Justice and the Irish State

February 9, 2022 in Featured News, News

In the latest edition of Working Notes from the Irish Centre for Faith and Justice, contributors take stock of the history of policies pursued in the Irish State for the last century.

They look at issues such as housing, penal reform, and the environment, core areas of work for the JCFJ. And they explore how policies in these areas evolved since the signing of the Anglo-Irish Treaty in 2022.

“This issue of Working Notes bypasses the old contentious questions of the Treaty itself and instead offers an assessment of what Ireland has done with its freedom in the decades since,” according to the editor of Working Notes, and director of the JCFJ, Dr Kevin Hargaden. “Policy is the mundane ground on which our grand visions land,” he adds.

In “One of the most striking pieces of analysis ever offered in the decades in which Working Notes has been published,” (Kevin Hargaden), Dr Louise Brangan of the University of Strathclyde and Keith Adams of JCFJ have collaborated to produce ‘How I[reland] Learned to Stop Worrying and Love the Prison’.

Both authors contend that Irish penal policy in the past was far from static as is commonly supposed. Rather, a policy of ‘humane pastoral penality’ held sway, particularly in the middle decades of the 1960s and 1970.

They argue that the strengths and the ‘humility’ of this humane and pastoral approach may offer a more positive path forward for penal reform than the liberal incremental approach currently in vogue.

Professor Padraic Kenna of NUI Galway looks at housing policy in Ireland over the last 100 years. Kevin Hargaden says that because of the long number of years covered by Kenna “we are able to get beyond the (appropriate) fury surrounding the contemporary housing and homelessness crisis”, and in doing so we can see that “The challenges we now face are, in some ways, a consequence of our long commitment to expanding homeownership as a means to support the values of ‘civic republicanism … and self-reliance.'”

Hargaden believes the essay is an invaluable contribution to the housing and homelessness crisis and says it is his sincere hope is that it will be widely read and digested by those in positions of influence.

It was impossible for the JCFJ to consider policy in the first century of the Irish State without commissioning an essay that explored the role of the Catholic Church in that story, Hargaden also notes in his editorial. So he is grateful to Dr Daithí Ó Corráin of DCU for his contribution entitled, ‘The Catholic Church, the State, and Society in independent Ireland, 1922-2022’. “With an encyclopaedic grasp of the detail … Ó Corrain surveys the position and influence of the Church over a century and explains how its once-dominant influence was gradually eroded,” says Hargaden.

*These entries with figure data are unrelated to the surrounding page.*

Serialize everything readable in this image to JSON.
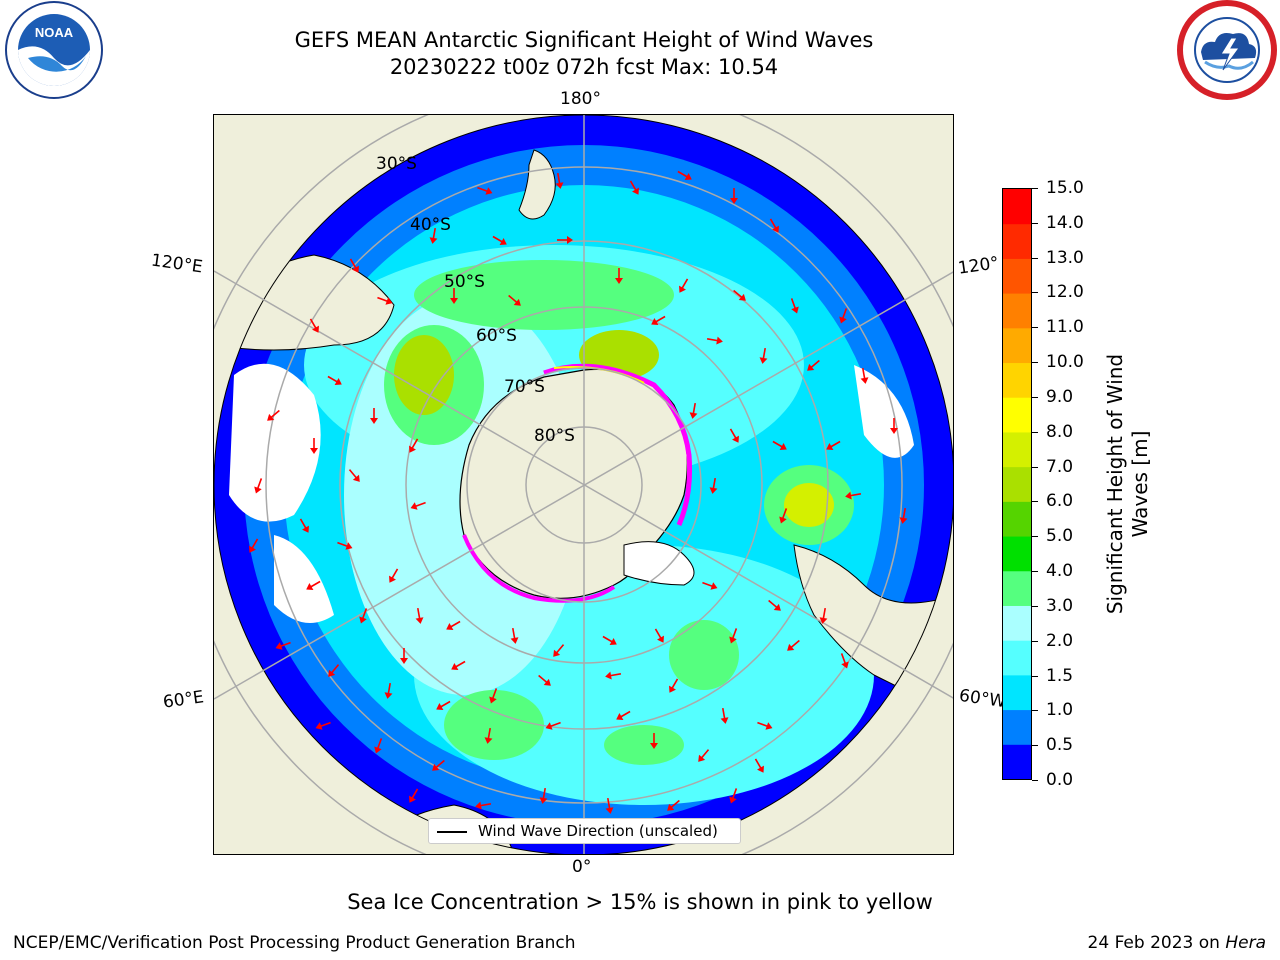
{
  "title": {
    "line1": "GEFS MEAN Antarctic Significant Height of Wind Waves",
    "line2": "20230222 t00z 072h fcst   Max: 10.54"
  },
  "logos": {
    "left": "noaa-logo",
    "right": "national-weather-service-logo"
  },
  "map": {
    "projection": "south-polar-stereographic",
    "lon_labels": {
      "top": "180°",
      "bottom": "0°",
      "upper_left": "120°E",
      "upper_right": "120°",
      "lower_left": "60°E",
      "lower_right": "60°W"
    },
    "lat_labels": [
      "30°S",
      "40°S",
      "50°S",
      "60°S",
      "70°S",
      "80°S"
    ],
    "land_color": "#efefdb",
    "arrow_color": "#ff0000",
    "ice_colors": [
      "#ff00ff",
      "#ffff00"
    ]
  },
  "legend": {
    "label": "Wind Wave Direction (unscaled)"
  },
  "colorbar": {
    "label_line1": "Significant Height of Wind",
    "label_line2": "Waves [m]",
    "ticks": [
      "0.0",
      "0.5",
      "1.0",
      "1.5",
      "2.0",
      "3.0",
      "4.0",
      "5.0",
      "6.0",
      "7.0",
      "8.0",
      "9.0",
      "10.0",
      "11.0",
      "12.0",
      "13.0",
      "14.0",
      "15.0"
    ],
    "colors": [
      "#0000ff",
      "#0080ff",
      "#00e5ff",
      "#55ffff",
      "#aaffff",
      "#55ff7f",
      "#00e000",
      "#55d400",
      "#aae000",
      "#d4f000",
      "#ffff00",
      "#ffd400",
      "#ffaa00",
      "#ff8000",
      "#ff5500",
      "#ff2a00",
      "#ff0000"
    ]
  },
  "subtitle": "Sea Ice Concentration > 15% is shown in pink to yellow",
  "footer": {
    "left": "NCEP/EMC/Verification Post Processing Product Generation Branch",
    "right_date": "24 Feb 2023 on ",
    "right_host": "Hera"
  }
}
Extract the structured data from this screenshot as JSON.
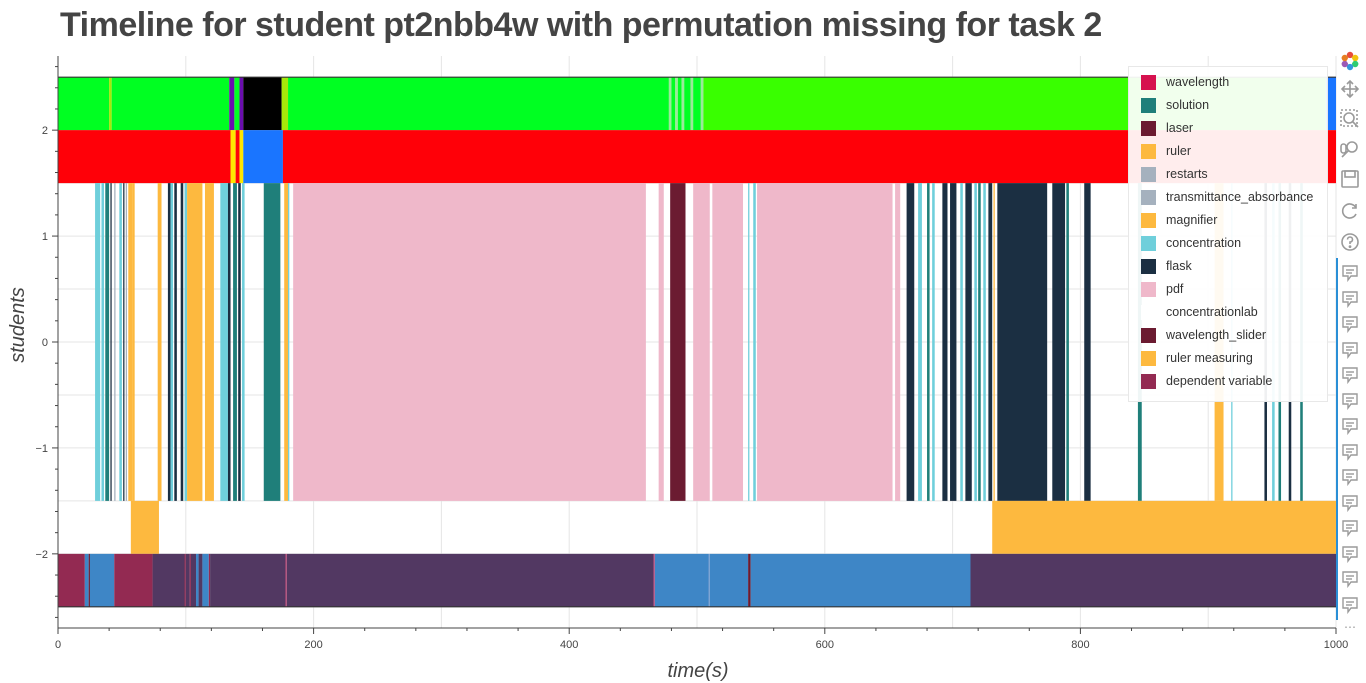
{
  "title": "Timeline for student pt2nbb4w with permutation missing for task 2",
  "chart_data": {
    "type": "timeline",
    "xlabel": "time(s)",
    "ylabel": "students",
    "xlim": [
      0,
      1000
    ],
    "ylim": [
      -2.7,
      2.7
    ],
    "x_ticks": [
      0,
      200,
      400,
      600,
      800,
      1000
    ],
    "y_ticks": [
      -2,
      -1,
      0,
      1,
      2
    ],
    "x_tick_labels": [
      "0",
      "200",
      "400",
      "600",
      "800",
      "1000"
    ],
    "y_tick_labels": [
      "−2",
      "−1",
      "0",
      "1",
      "2"
    ],
    "grid": true,
    "legend_position": "top-right",
    "legend": [
      {
        "label": "wavelength",
        "color": "#d6124f"
      },
      {
        "label": "solution",
        "color": "#1f7f7a"
      },
      {
        "label": "laser",
        "color": "#6b1b31"
      },
      {
        "label": "ruler",
        "color": "#fdb93f"
      },
      {
        "label": "restarts",
        "color": "#a5b1be"
      },
      {
        "label": "transmittance_absorbance",
        "color": "#a5b1be"
      },
      {
        "label": "magnifier",
        "color": "#fdb93f"
      },
      {
        "label": "concentration",
        "color": "#6fcfdb"
      },
      {
        "label": "flask",
        "color": "#1b2f42"
      },
      {
        "label": "pdf",
        "color": "#efb8ca"
      },
      {
        "label": "concentrationlab",
        "color": "#ffffff"
      },
      {
        "label": "wavelength_slider",
        "color": "#6b1b31"
      },
      {
        "label": "ruler measuring",
        "color": "#fdb93f"
      },
      {
        "label": "dependent variable",
        "color": "#932a52"
      }
    ],
    "rows": [
      {
        "y0": 2.0,
        "y1": 2.5,
        "segments": [
          {
            "x0": 0,
            "x1": 40,
            "color": "#00ff22"
          },
          {
            "x0": 40,
            "x1": 42,
            "color": "#a5e80a"
          },
          {
            "x0": 42,
            "x1": 134,
            "color": "#00ff22"
          },
          {
            "x0": 134,
            "x1": 138,
            "color": "#6a0dad"
          },
          {
            "x0": 138,
            "x1": 142,
            "color": "#00ff22"
          },
          {
            "x0": 142,
            "x1": 145,
            "color": "#6a0dad"
          },
          {
            "x0": 145,
            "x1": 175,
            "color": "#000000"
          },
          {
            "x0": 175,
            "x1": 180,
            "color": "#a5e80a"
          },
          {
            "x0": 180,
            "x1": 478,
            "color": "#00ff22"
          },
          {
            "x0": 478,
            "x1": 480,
            "color": "#9be89a"
          },
          {
            "x0": 480,
            "x1": 483,
            "color": "#00ff22"
          },
          {
            "x0": 483,
            "x1": 485,
            "color": "#9be89a"
          },
          {
            "x0": 485,
            "x1": 488,
            "color": "#00ff22"
          },
          {
            "x0": 488,
            "x1": 490,
            "color": "#9be89a"
          },
          {
            "x0": 490,
            "x1": 495,
            "color": "#00ff22"
          },
          {
            "x0": 495,
            "x1": 497,
            "color": "#9be89a"
          },
          {
            "x0": 497,
            "x1": 503,
            "color": "#00ff22"
          },
          {
            "x0": 503,
            "x1": 505,
            "color": "#9be89a"
          },
          {
            "x0": 505,
            "x1": 992,
            "color": "#39ff00"
          },
          {
            "x0": 992,
            "x1": 1000,
            "color": "#1a75ff"
          }
        ]
      },
      {
        "y0": 1.5,
        "y1": 2.0,
        "segments": [
          {
            "x0": 0,
            "x1": 135,
            "color": "#ff0008"
          },
          {
            "x0": 135,
            "x1": 139,
            "color": "#ffe600"
          },
          {
            "x0": 139,
            "x1": 142,
            "color": "#ff0008"
          },
          {
            "x0": 142,
            "x1": 145,
            "color": "#ffe600"
          },
          {
            "x0": 145,
            "x1": 176,
            "color": "#1a75ff"
          },
          {
            "x0": 176,
            "x1": 1000,
            "color": "#ff0008"
          }
        ]
      },
      {
        "y0": -1.5,
        "y1": 1.5,
        "segments": [
          {
            "x0": 29,
            "x1": 33,
            "color": "#6fcfdb"
          },
          {
            "x0": 34,
            "x1": 36,
            "color": "#6fcfdb"
          },
          {
            "x0": 37,
            "x1": 40,
            "color": "#1f7f7a"
          },
          {
            "x0": 41,
            "x1": 42,
            "color": "#1b2f42"
          },
          {
            "x0": 44,
            "x1": 45,
            "color": "#a5b1be"
          },
          {
            "x0": 48,
            "x1": 50,
            "color": "#6fcfdb"
          },
          {
            "x0": 51,
            "x1": 52,
            "color": "#1b2f42"
          },
          {
            "x0": 53,
            "x1": 54,
            "color": "#a5b1be"
          },
          {
            "x0": 55,
            "x1": 58,
            "color": "#fdb93f"
          },
          {
            "x0": 58,
            "x1": 60,
            "color": "#fdb93f"
          },
          {
            "x0": 78,
            "x1": 81,
            "color": "#fdb93f"
          },
          {
            "x0": 86,
            "x1": 88,
            "color": "#1b2f42"
          },
          {
            "x0": 88,
            "x1": 90,
            "color": "#6fcfdb"
          },
          {
            "x0": 91,
            "x1": 93,
            "color": "#1b2f42"
          },
          {
            "x0": 96,
            "x1": 98,
            "color": "#1b2f42"
          },
          {
            "x0": 99,
            "x1": 101,
            "color": "#6fcfdb"
          },
          {
            "x0": 101,
            "x1": 113,
            "color": "#fdb93f"
          },
          {
            "x0": 115,
            "x1": 122,
            "color": "#fdb93f"
          },
          {
            "x0": 127,
            "x1": 133,
            "color": "#6fcfdb"
          },
          {
            "x0": 133,
            "x1": 135,
            "color": "#1b2f42"
          },
          {
            "x0": 137,
            "x1": 140,
            "color": "#1f7f7a"
          },
          {
            "x0": 141,
            "x1": 143,
            "color": "#1b2f42"
          },
          {
            "x0": 144,
            "x1": 146,
            "color": "#6fcfdb"
          },
          {
            "x0": 161,
            "x1": 174,
            "color": "#1f7f7a"
          },
          {
            "x0": 177,
            "x1": 180,
            "color": "#fdb93f"
          },
          {
            "x0": 180,
            "x1": 181,
            "color": "#6fcfdb"
          },
          {
            "x0": 184,
            "x1": 460,
            "color": "#efb8ca"
          },
          {
            "x0": 470,
            "x1": 474,
            "color": "#efb8ca"
          },
          {
            "x0": 479,
            "x1": 491,
            "color": "#6b1b31"
          },
          {
            "x0": 497,
            "x1": 510,
            "color": "#efb8ca"
          },
          {
            "x0": 512,
            "x1": 536,
            "color": "#efb8ca"
          },
          {
            "x0": 540,
            "x1": 541,
            "color": "#6fcfdb"
          },
          {
            "x0": 544,
            "x1": 546,
            "color": "#6fcfdb"
          },
          {
            "x0": 547,
            "x1": 653,
            "color": "#efb8ca"
          },
          {
            "x0": 655,
            "x1": 659,
            "color": "#efb8ca"
          },
          {
            "x0": 664,
            "x1": 670,
            "color": "#1b2f42"
          },
          {
            "x0": 673,
            "x1": 676,
            "color": "#6fcfdb"
          },
          {
            "x0": 680,
            "x1": 682,
            "color": "#1f7f7a"
          },
          {
            "x0": 684,
            "x1": 686,
            "color": "#6fcfdb"
          },
          {
            "x0": 692,
            "x1": 696,
            "color": "#1b2f42"
          },
          {
            "x0": 698,
            "x1": 703,
            "color": "#1b2f42"
          },
          {
            "x0": 706,
            "x1": 708,
            "color": "#6fcfdb"
          },
          {
            "x0": 710,
            "x1": 715,
            "color": "#1b2f42"
          },
          {
            "x0": 717,
            "x1": 719,
            "color": "#6fcfdb"
          },
          {
            "x0": 720,
            "x1": 722,
            "color": "#1f7f7a"
          },
          {
            "x0": 724,
            "x1": 726,
            "color": "#6fcfdb"
          },
          {
            "x0": 728,
            "x1": 731,
            "color": "#1b2f42"
          },
          {
            "x0": 732,
            "x1": 733,
            "color": "#fdb93f"
          },
          {
            "x0": 735,
            "x1": 774,
            "color": "#1b2f42"
          },
          {
            "x0": 778,
            "x1": 788,
            "color": "#1b2f42"
          },
          {
            "x0": 789,
            "x1": 791,
            "color": "#1f7f7a"
          },
          {
            "x0": 803,
            "x1": 808,
            "color": "#1b2f42"
          },
          {
            "x0": 845,
            "x1": 848,
            "color": "#1f7f7a"
          },
          {
            "x0": 905,
            "x1": 912,
            "color": "#fdb93f"
          },
          {
            "x0": 918,
            "x1": 919,
            "color": "#6fcfdb"
          },
          {
            "x0": 944,
            "x1": 946,
            "color": "#1b2f42"
          },
          {
            "x0": 950,
            "x1": 952,
            "color": "#6fcfdb"
          },
          {
            "x0": 955,
            "x1": 957,
            "color": "#1f7f7a"
          },
          {
            "x0": 963,
            "x1": 965,
            "color": "#1b2f42"
          },
          {
            "x0": 972,
            "x1": 974,
            "color": "#1f7f7a"
          }
        ]
      },
      {
        "y0": -2.0,
        "y1": -1.5,
        "segments": [
          {
            "x0": 57,
            "x1": 79,
            "color": "#fdb93f"
          },
          {
            "x0": 731,
            "x1": 1000,
            "color": "#fdb93f"
          }
        ]
      },
      {
        "y0": -2.5,
        "y1": -2.0,
        "segments": [
          {
            "x0": 0,
            "x1": 21,
            "color": "#932a52"
          },
          {
            "x0": 21,
            "x1": 24,
            "color": "#3e86c6"
          },
          {
            "x0": 24,
            "x1": 25,
            "color": "#6b1b31"
          },
          {
            "x0": 25,
            "x1": 44,
            "color": "#3e86c6"
          },
          {
            "x0": 44,
            "x1": 74,
            "color": "#932a52"
          },
          {
            "x0": 74,
            "x1": 99,
            "color": "#523862"
          },
          {
            "x0": 99,
            "x1": 100,
            "color": "#932a52"
          },
          {
            "x0": 100,
            "x1": 103,
            "color": "#523862"
          },
          {
            "x0": 103,
            "x1": 104,
            "color": "#932a52"
          },
          {
            "x0": 104,
            "x1": 108,
            "color": "#523862"
          },
          {
            "x0": 108,
            "x1": 110,
            "color": "#3e86c6"
          },
          {
            "x0": 110,
            "x1": 113,
            "color": "#523862"
          },
          {
            "x0": 113,
            "x1": 118,
            "color": "#3e86c6"
          },
          {
            "x0": 118,
            "x1": 119,
            "color": "#932a52"
          },
          {
            "x0": 119,
            "x1": 178,
            "color": "#523862"
          },
          {
            "x0": 178,
            "x1": 179,
            "color": "#c44a7a"
          },
          {
            "x0": 179,
            "x1": 466,
            "color": "#523862"
          },
          {
            "x0": 466,
            "x1": 467,
            "color": "#c44a7a"
          },
          {
            "x0": 467,
            "x1": 509,
            "color": "#3e86c6"
          },
          {
            "x0": 509,
            "x1": 510,
            "color": "#7a9fd0"
          },
          {
            "x0": 510,
            "x1": 540,
            "color": "#3e86c6"
          },
          {
            "x0": 540,
            "x1": 542,
            "color": "#6b1b31"
          },
          {
            "x0": 542,
            "x1": 714,
            "color": "#3e86c6"
          },
          {
            "x0": 714,
            "x1": 1000,
            "color": "#523862"
          }
        ]
      }
    ],
    "row_borders": [
      2.5,
      -2.5
    ]
  },
  "toolbar": {
    "icons": [
      "bokeh-logo-icon",
      "pan-icon",
      "box-zoom-icon",
      "wheel-zoom-icon",
      "save-icon",
      "reset-icon",
      "help-icon",
      "hover-icon",
      "more-icon"
    ],
    "more_label": "⋯"
  }
}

Environmental issues were far from being a priority in the early days of the State but they are now. And they are of central concern in the work of the JCFJ, according to Hargaden. In the final essay of this issue, he has worked with his JCFJ colleague Dr Ciara Murphy to present an account of the emergence of environmental policy in Ireland entitled, ‘Greening Ireland’s Second Century’.

They argue that whilst environmental concern was present in the practices of the citizenry and the arguments of legislators in early decades, trade, agricultural yield, and economic growth took precedence.

“With membership of the European Economic Community and the growing global recognition of the environmental crisis, this slowly shifted from the 1970s onwards, especially informed by local, grassroots activism,” says Hargaden, adding that “Ireland now has a mature and sophisticated array of environmental law, policies, and regulatory frameworks, but there is clear anticipation among the electorate that this policy domain will become increasingly central in the decades to come

In his final editorial remarks, Kevin Hargaden says his hope is that the articles offered will be of help to students and newcomers in the fields they have covered. He also hopes that they will inspire fresh thinking in those who are already familiar with the issues. He concludes: “For all that is awry with our society, the first century of our State has produced some remarkable achievements. It is appropriate to press our leaders and ourselves to ensure that our second century goes further to secure justice for all.”